The sun has moved now, so we don’t see this, but we’ll be looking for it next winter…
Other exciting discoveries include, snails suddenly appearing in the tank, finding spawn, likely from water snails deposited on water plants, and often devoured by the fish. We also had a couple dragonflies emerge from the jars of wild water plants we had collected. Dragonflies! That was an exciting day.
Technical and educational stuff about our tank and this project:
Filters; we tried an underwater filter, but it was too powerful and stirred up the soil and kept the small about of sediment swirling around the tank. So we went for a slim waterfall type filter, this gently draws in, filters and returns water to the tank in a trickle, which works well.
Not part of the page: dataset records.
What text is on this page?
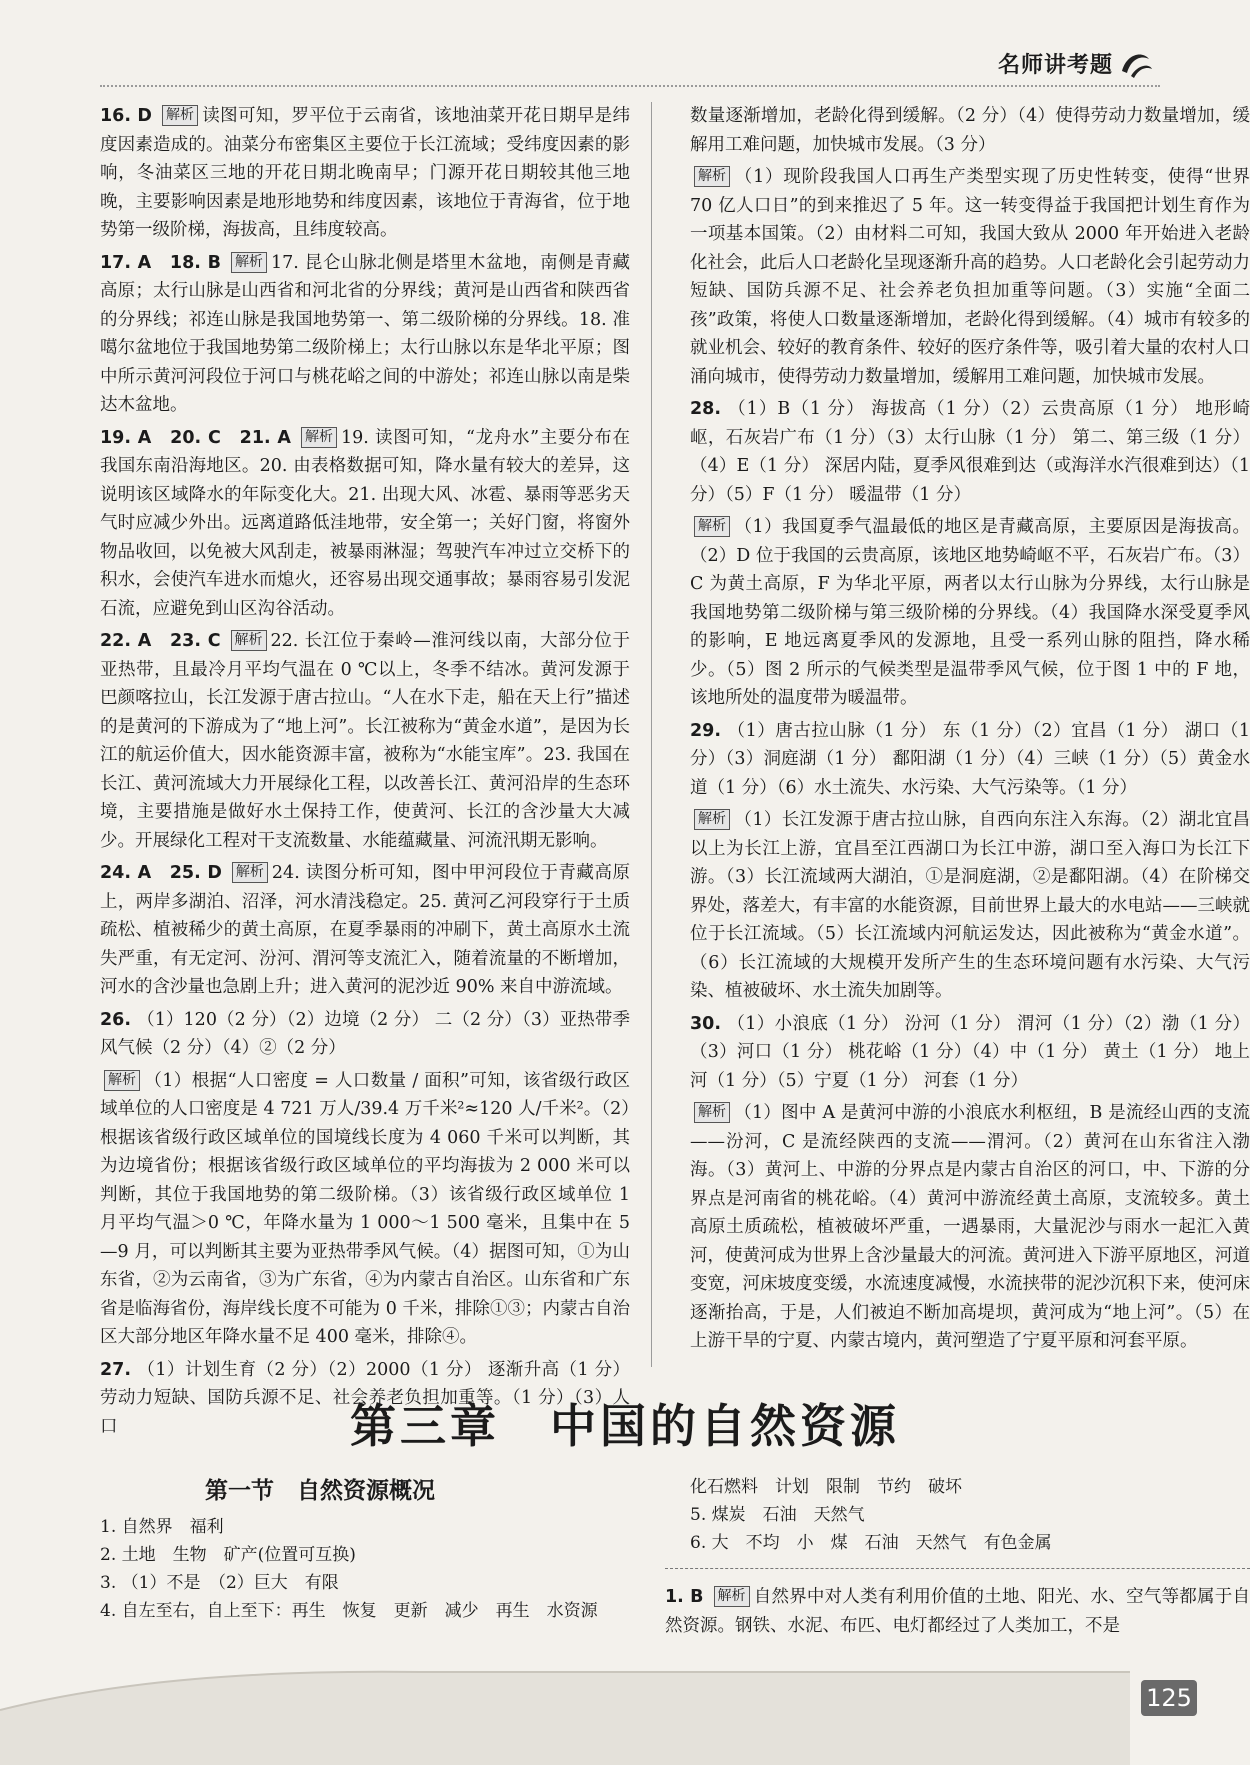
名师讲考题
16. D 解析 读图可知，罗平位于云南省，该地油菜开花日期早是纬度因素造成的。油菜分布密集区主要位于长江流域；受纬度因素的影响，冬油菜区三地的开花日期北晚南早；门源开花日期较其他三地晚，主要影响因素是地形地势和纬度因素，该地位于青海省，位于地势第一级阶梯，海拔高，且纬度较高。
17. A　18. B 解析 17. 昆仑山脉北侧是塔里木盆地，南侧是青藏高原；太行山脉是山西省和河北省的分界线；黄河是山西省和陕西省的分界线；祁连山脉是我国地势第一、第二级阶梯的分界线。18. 准噶尔盆地位于我国地势第二级阶梯上；太行山脉以东是华北平原；图中所示黄河河段位于河口与桃花峪之间的中游处；祁连山脉以南是柴达木盆地。
19. A　20. C　21. A 解析 19. 读图可知，“龙舟水”主要分布在我国东南沿海地区。20. 由表格数据可知，降水量有较大的差异，这说明该区域降水的年际变化大。21. 出现大风、冰雹、暴雨等恶劣天气时应减少外出。远离道路低洼地带，安全第一；关好门窗，将窗外物品收回，以免被大风刮走，被暴雨淋湿；驾驶汽车冲过立交桥下的积水，会使汽车进水而熄火，还容易出现交通事故；暴雨容易引发泥石流，应避免到山区沟谷活动。
22. A　23. C 解析 22. 长江位于秦岭—淮河线以南，大部分位于亚热带，且最冷月平均气温在 0 ℃以上，冬季不结冰。黄河发源于巴颜喀拉山，长江发源于唐古拉山。“人在水下走，船在天上行”描述的是黄河的下游成为了“地上河”。长江被称为“黄金水道”，是因为长江的航运价值大，因水能资源丰富，被称为“水能宝库”。23. 我国在长江、黄河流域大力开展绿化工程，以改善长江、黄河沿岸的生态环境，主要措施是做好水土保持工作，使黄河、长江的含沙量大大减少。开展绿化工程对干支流数量、水能蕴藏量、河流汛期无影响。
24. A　25. D 解析 24. 读图分析可知，图中甲河段位于青藏高原上，两岸多湖泊、沼泽，河水清浅稳定。25. 黄河乙河段穿行于土质疏松、植被稀少的黄土高原，在夏季暴雨的冲刷下，黄土高原水土流失严重，有无定河、汾河、渭河等支流汇入，随着流量的不断增加，河水的含沙量也急剧上升；进入黄河的泥沙近 90% 来自中游流域。
26. （1）120（2 分）（2）边境（2 分） 二（2 分）（3）亚热带季风气候（2 分）（4）②（2 分）
解析 （1）根据“人口密度 = 人口数量 / 面积”可知，该省级行政区域单位的人口密度是 4 721 万人/39.4 万千米²≈120 人/千米²。（2）根据该省级行政区域单位的国境线长度为 4 060 千米可以判断，其为边境省份；根据该省级行政区域单位的平均海拔为 2 000 米可以判断，其位于我国地势的第二级阶梯。（3）该省级行政区域单位 1 月平均气温＞0 ℃，年降水量为 1 000～1 500 毫米，且集中在 5—9 月，可以判断其主要为亚热带季风气候。（4）据图可知，①为山东省，②为云南省，③为广东省，④为内蒙古自治区。山东省和广东省是临海省份，海岸线长度不可能为 0 千米，排除①③；内蒙古自治区大部分地区年降水量不足 400 毫米，排除④。
27. （1）计划生育（2 分）（2）2000（1 分） 逐渐升高（1 分） 劳动力短缺、国防兵源不足、社会养老负担加重等。（1 分）（3）人口
数量逐渐增加，老龄化得到缓解。（2 分）（4）使得劳动力数量增加，缓解用工难问题，加快城市发展。（3 分）
解析 （1）现阶段我国人口再生产类型实现了历史性转变，使得“世界 70 亿人口日”的到来推迟了 5 年。这一转变得益于我国把计划生育作为一项基本国策。（2）由材料二可知，我国大致从 2000 年开始进入老龄化社会，此后人口老龄化呈现逐渐升高的趋势。人口老龄化会引起劳动力短缺、国防兵源不足、社会养老负担加重等问题。（3）实施“全面二孩”政策，将使人口数量逐渐增加，老龄化得到缓解。（4）城市有较多的就业机会、较好的教育条件、较好的医疗条件等，吸引着大量的农村人口涌向城市，使得劳动力数量增加，缓解用工难问题，加快城市发展。
28. （1）B（1 分） 海拔高（1 分）（2）云贵高原（1 分） 地形崎岖，石灰岩广布（1 分）（3）太行山脉（1 分） 第二、第三级（1 分）（4）E（1 分） 深居内陆，夏季风很难到达（或海洋水汽很难到达）（1 分）（5）F（1 分） 暖温带（1 分）
解析 （1）我国夏季气温最低的地区是青藏高原，主要原因是海拔高。（2）D 位于我国的云贵高原，该地区地势崎岖不平，石灰岩广布。（3）C 为黄土高原，F 为华北平原，两者以太行山脉为分界线，太行山脉是我国地势第二级阶梯与第三级阶梯的分界线。（4）我国降水深受夏季风的影响，E 地远离夏季风的发源地，且受一系列山脉的阻挡，降水稀少。（5）图 2 所示的气候类型是温带季风气候，位于图 1 中的 F 地，该地所处的温度带为暖温带。
29. （1）唐古拉山脉（1 分） 东（1 分）（2）宜昌（1 分） 湖口（1 分）（3）洞庭湖（1 分） 鄱阳湖（1 分）（4）三峡（1 分）（5）黄金水道（1 分）（6）水土流失、水污染、大气污染等。（1 分）
解析 （1）长江发源于唐古拉山脉，自西向东注入东海。（2）湖北宜昌以上为长江上游，宜昌至江西湖口为长江中游，湖口至入海口为长江下游。（3）长江流域两大湖泊，①是洞庭湖，②是鄱阳湖。（4）在阶梯交界处，落差大，有丰富的水能资源，目前世界上最大的水电站——三峡就位于长江流域。（5）长江流域内河航运发达，因此被称为“黄金水道”。（6）长江流域的大规模开发所产生的生态环境问题有水污染、大气污染、植被破坏、水土流失加剧等。
30. （1）小浪底（1 分） 汾河（1 分） 渭河（1 分）（2）渤（1 分）（3）河口（1 分） 桃花峪（1 分）（4）中（1 分） 黄土（1 分） 地上河（1 分）（5）宁夏（1 分） 河套（1 分）
解析 （1）图中 A 是黄河中游的小浪底水利枢纽，B 是流经山西的支流——汾河，C 是流经陕西的支流——渭河。（2）黄河在山东省注入渤海。（3）黄河上、中游的分界点是内蒙古自治区的河口，中、下游的分界点是河南省的桃花峪。（4）黄河中游流经黄土高原，支流较多。黄土高原土质疏松，植被破坏严重，一遇暴雨，大量泥沙与雨水一起汇入黄河，使黄河成为世界上含沙量最大的河流。黄河进入下游平原地区，河道变宽，河床坡度变缓，水流速度减慢，水流挟带的泥沙沉积下来，使河床逐渐抬高，于是，人们被迫不断加高堤坝，黄河成为“地上河”。（5）在上游干旱的宁夏、内蒙古境内，黄河塑造了宁夏平原和河套平原。
第三章　中国的自然资源
第一节　自然资源概况
1. 自然界　福利
2. 土地　生物　矿产(位置可互换)
3. （1）不是　（2）巨大　有限
4. 自左至右，自上至下：再生　恢复　更新　减少　再生　水资源
化石燃料　计划　限制　节约　破坏
5. 煤炭　石油　天然气
6. 大　不均　小　煤　石油　天然气　有色金属
1. B 解析 自然界中对人类有利用价值的土地、阳光、水、空气等都属于自然资源。钢铁、水泥、布匹、电灯都经过了人类加工，不是
125
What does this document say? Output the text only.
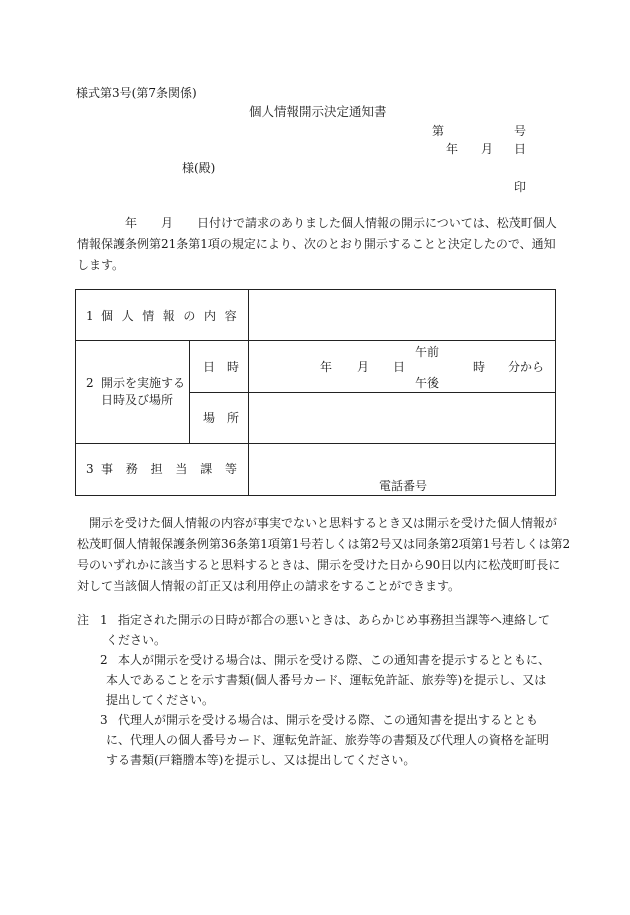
様式第3号(第7条関係)
個人情報開示決定通知書
第	号
年 月 日
様(殿)
印
年 月 日付けで請求のありました個人情報の開示については、松茂町個人
情報保護条例第21条第1項の規定により、次のとおり開示することと決定したので、通知
します。
1 個人情報の内容
2 開示を実施する
日時及び場所
日　時
場　所
午前
年 月 日	時 分から
午後
3 事務担当課等
電話番号
開示を受けた個人情報の内容が事実でないと思料するとき又は開示を受けた個人情報が
松茂町個人情報保護条例第36条第1項第1号若しくは第2号又は同条第2項第1号若しくは第2
号のいずれかに該当すると思料するときは、開示を受けた日から90日以内に松茂町町長に
対して当該個人情報の訂正又は利用停止の請求をすることができます。
注 1 指定された開示の日時が都合の悪いときは、あらかじめ事務担当課等へ連絡して
ください。
2 本人が開示を受ける場合は、開示を受ける際、この通知書を提示するとともに、
本人であることを示す書類(個人番号カード、運転免許証、旅券等)を提示し、又は
提出してください。
3 代理人が開示を受ける場合は、開示を受ける際、この通知書を提出するととも
に、代理人の個人番号カード、運転免許証、旅券等の書類及び代理人の資格を証明
する書類(戸籍謄本等)を提示し、又は提出してください。
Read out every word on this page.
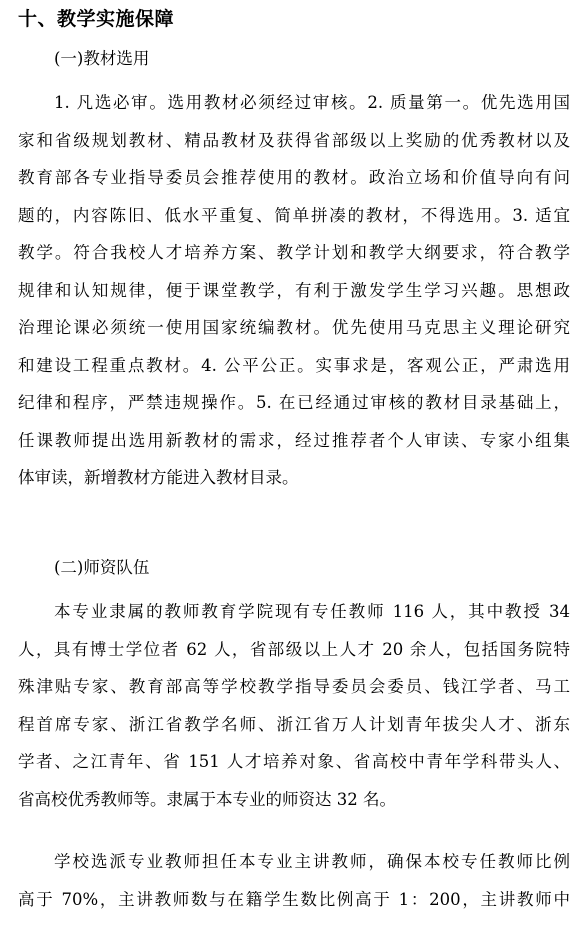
十、教学实施保障
(一)教材选用
1. 凡选必审。选用教材必须经过审核。2. 质量第一。优先选用国
家和省级规划教材、精品教材及获得省部级以上奖励的优秀教材以及
教育部各专业指导委员会推荐使用的教材。政治立场和价值导向有问
题的，内容陈旧、低水平重复、简单拼凑的教材，不得选用。3. 适宜
教学。符合我校人才培养方案、教学计划和教学大纲要求，符合教学
规律和认知规律，便于课堂教学，有利于激发学生学习兴趣。思想政
治理论课必须统一使用国家统编教材。优先使用马克思主义理论研究
和建设工程重点教材。4. 公平公正。实事求是，客观公正，严肃选用
纪律和程序，严禁违规操作。5. 在已经通过审核的教材目录基础上，
任课教师提出选用新教材的需求，经过推荐者个人审读、专家小组集
体审读，新增教材方能进入教材目录。
(二)师资队伍
本专业隶属的教师教育学院现有专任教师 116 人，其中教授 34
人，具有博士学位者 62 人，省部级以上人才 20 余人，包括国务院特
殊津贴专家、教育部高等学校教学指导委员会委员、钱江学者、马工
程首席专家、浙江省教学名师、浙江省万人计划青年拔尖人才、浙东
学者、之江青年、省 151 人才培养对象、省高校中青年学科带头人、
省高校优秀教师等。隶属于本专业的师资达 32 名。
学校选派专业教师担任本专业主讲教师，确保本校专任教师比例
高于 70%，主讲教师数与在籍学生数比例高于 1：200，主讲教师中
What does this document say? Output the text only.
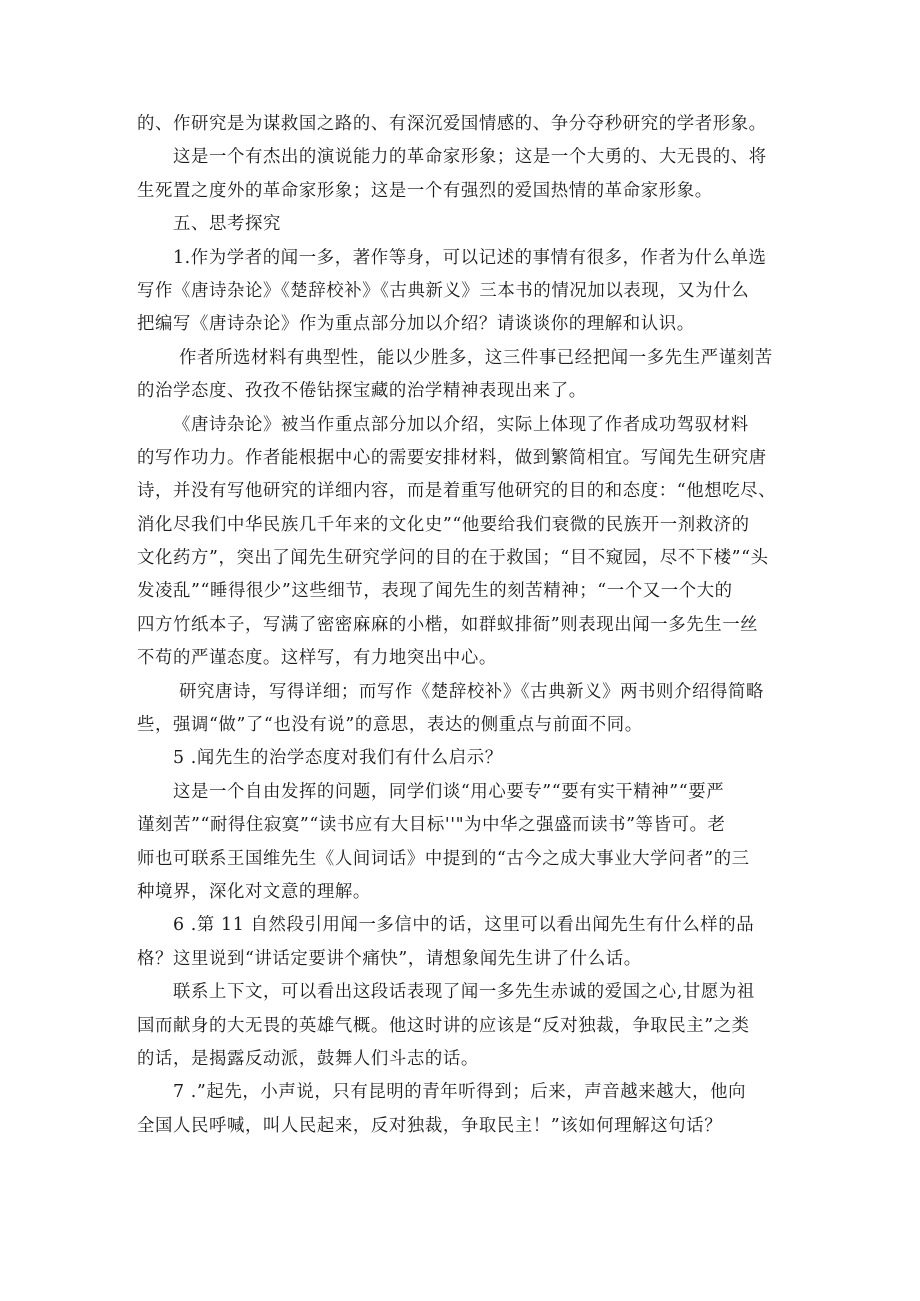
的、作研究是为谋救国之路的、有深沉爱国情感的、争分夺秒研究的学者形象。
这是一个有杰出的演说能力的革命家形象；这是一个大勇的、大无畏的、将
生死置之度外的革命家形象；这是一个有强烈的爱国热情的革命家形象。
五、思考探究
1.作为学者的闻一多，著作等身，可以记述的事情有很多，作者为什么单选
写作《唐诗杂论》《楚辞校补》《古典新义》三本书的情况加以表现，又为什么
把编写《唐诗杂论》作为重点部分加以介绍？请谈谈你的理解和认识。
作者所选材料有典型性，能以少胜多，这三件事已经把闻一多先生严谨刻苦
的治学态度、孜孜不倦钻探宝藏的治学精神表现出来了。
《唐诗杂论》被当作重点部分加以介绍，实际上体现了作者成功驾驭材料
的写作功力。作者能根据中心的需要安排材料，做到繁简相宜。写闻先生研究唐
诗，并没有写他研究的详细内容，而是着重写他研究的目的和态度：“他想吃尽、
消化尽我们中华民族几千年来的文化史”“他要给我们衰微的民族开一剂救济的
文化药方”，突出了闻先生研究学问的目的在于救国；“目不窥园，尽不下楼”“头
发凌乱”“睡得很少”这些细节，表现了闻先生的刻苦精神；“一个又一个大的
四方竹纸本子，写满了密密麻麻的小楷，如群蚁排衙”则表现出闻一多先生一丝
不苟的严谨态度。这样写，有力地突出中心。
研究唐诗，写得详细；而写作《楚辞校补》《古典新义》两书则介绍得简略
些，强调“做”了“也没有说”的意思，表达的侧重点与前面不同。
5 .闻先生的治学态度对我们有什么启示？
这是一个自由发挥的问题，同学们谈“用心要专”“要有实干精神”“要严
谨刻苦”“耐得住寂寞”“读书应有大目标''"为中华之强盛而读书”等皆可。老
师也可联系王国维先生《人间词话》中提到的“古今之成大事业大学问者”的三
种境界，深化对文意的理解。
6 .第 11 自然段引用闻一多信中的话，这里可以看出闻先生有什么样的品
格？这里说到“讲话定要讲个痛快”，请想象闻先生讲了什么话。
联系上下文，可以看出这段话表现了闻一多先生赤诚的爱国之心,甘愿为祖
国而献身的大无畏的英雄气概。他这时讲的应该是“反对独裁，争取民主”之类
的话，是揭露反动派，鼓舞人们斗志的话。
7 .”起先，小声说，只有昆明的青年听得到；后来，声音越来越大，他向
全国人民呼喊，叫人民起来，反对独裁，争取民主！”该如何理解这句话？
I also purchase the filter cartridges online, cheaper than I could buy from the pet store, these I replace every two weeks, and give the tank walls and filter itself a minimal clean.
Fish food; one of the goals for our set up is to reduce the amount of feeding the fish required, we wanted to establish a healthy as possible self sustaining habitat. So, we rarely feed the fish commercial fish food, but aim to keep the plants growing healthy, as the Shubunkin and Comet will eat anything! We have introduced captured mosquito larvae (kids loved sifting them out of our grey water tank…)
Plants and keeping the water healthy; any new plants collected wild spent at least a few days in a big glass jar outside with fresh tap water from our home supply and were introduced gradually. I found plants purchased from the local pet store did not do well, unless I was prepared to invest in the more substantial potted plants, they just didn’t live long or settle in the tank. We experimented with cultivating small pieces of oxygen weed in jars on the windowsill – to increase that sunlight – this was mildly successful. But what made the difference was buying some water weed online from someone who grows good specimens in an outside pond. The plants are robust and strong, and they just seemed to keep on growing, we could seem them putting out new roots and growing towards the sun. I am yet to go in-depth into the chemistry of the healthy aquarium, so that will be a future exploration…
Books and research; we borrowed a whole heap of books from our library over several months, on all kinds of aquaria, we visit the local pet store and enjoy looking at the other animals often. We found some interesting wild, freshwater parks where we could observe the natural (as possible, being urban) environment, we also look at aquaria at the local museum too.
Community and relationships; we talked with the staff at pet shops about our plans, and our librarians, Luna and Blake have been friendly with some staff at a public garden we frequent and learnt about the fish they care for too.
Additional educational aspects of this project; we learned more about rainbows, and how prisms work, and have bigger dreams about out door water gardens (maybe one day…) The ‘successes’; such as plants growing well and other life appearing, as well as the ‘failures’, plants not establishing themselves and fishes dying/disappearing provided opportunities for analysing our set up, and empathy with the animals. Particularly in avoiding stress, while cleaning, and moving them, and our goal of respectfully caring for captive animals…yet another conversation! As I encouraged Luna in particular to save up for her fish and the new tank, budgeting and saving was also a consideration. Luna bought Blake’s fish for him with her pocket money savings, which was really heartening to see.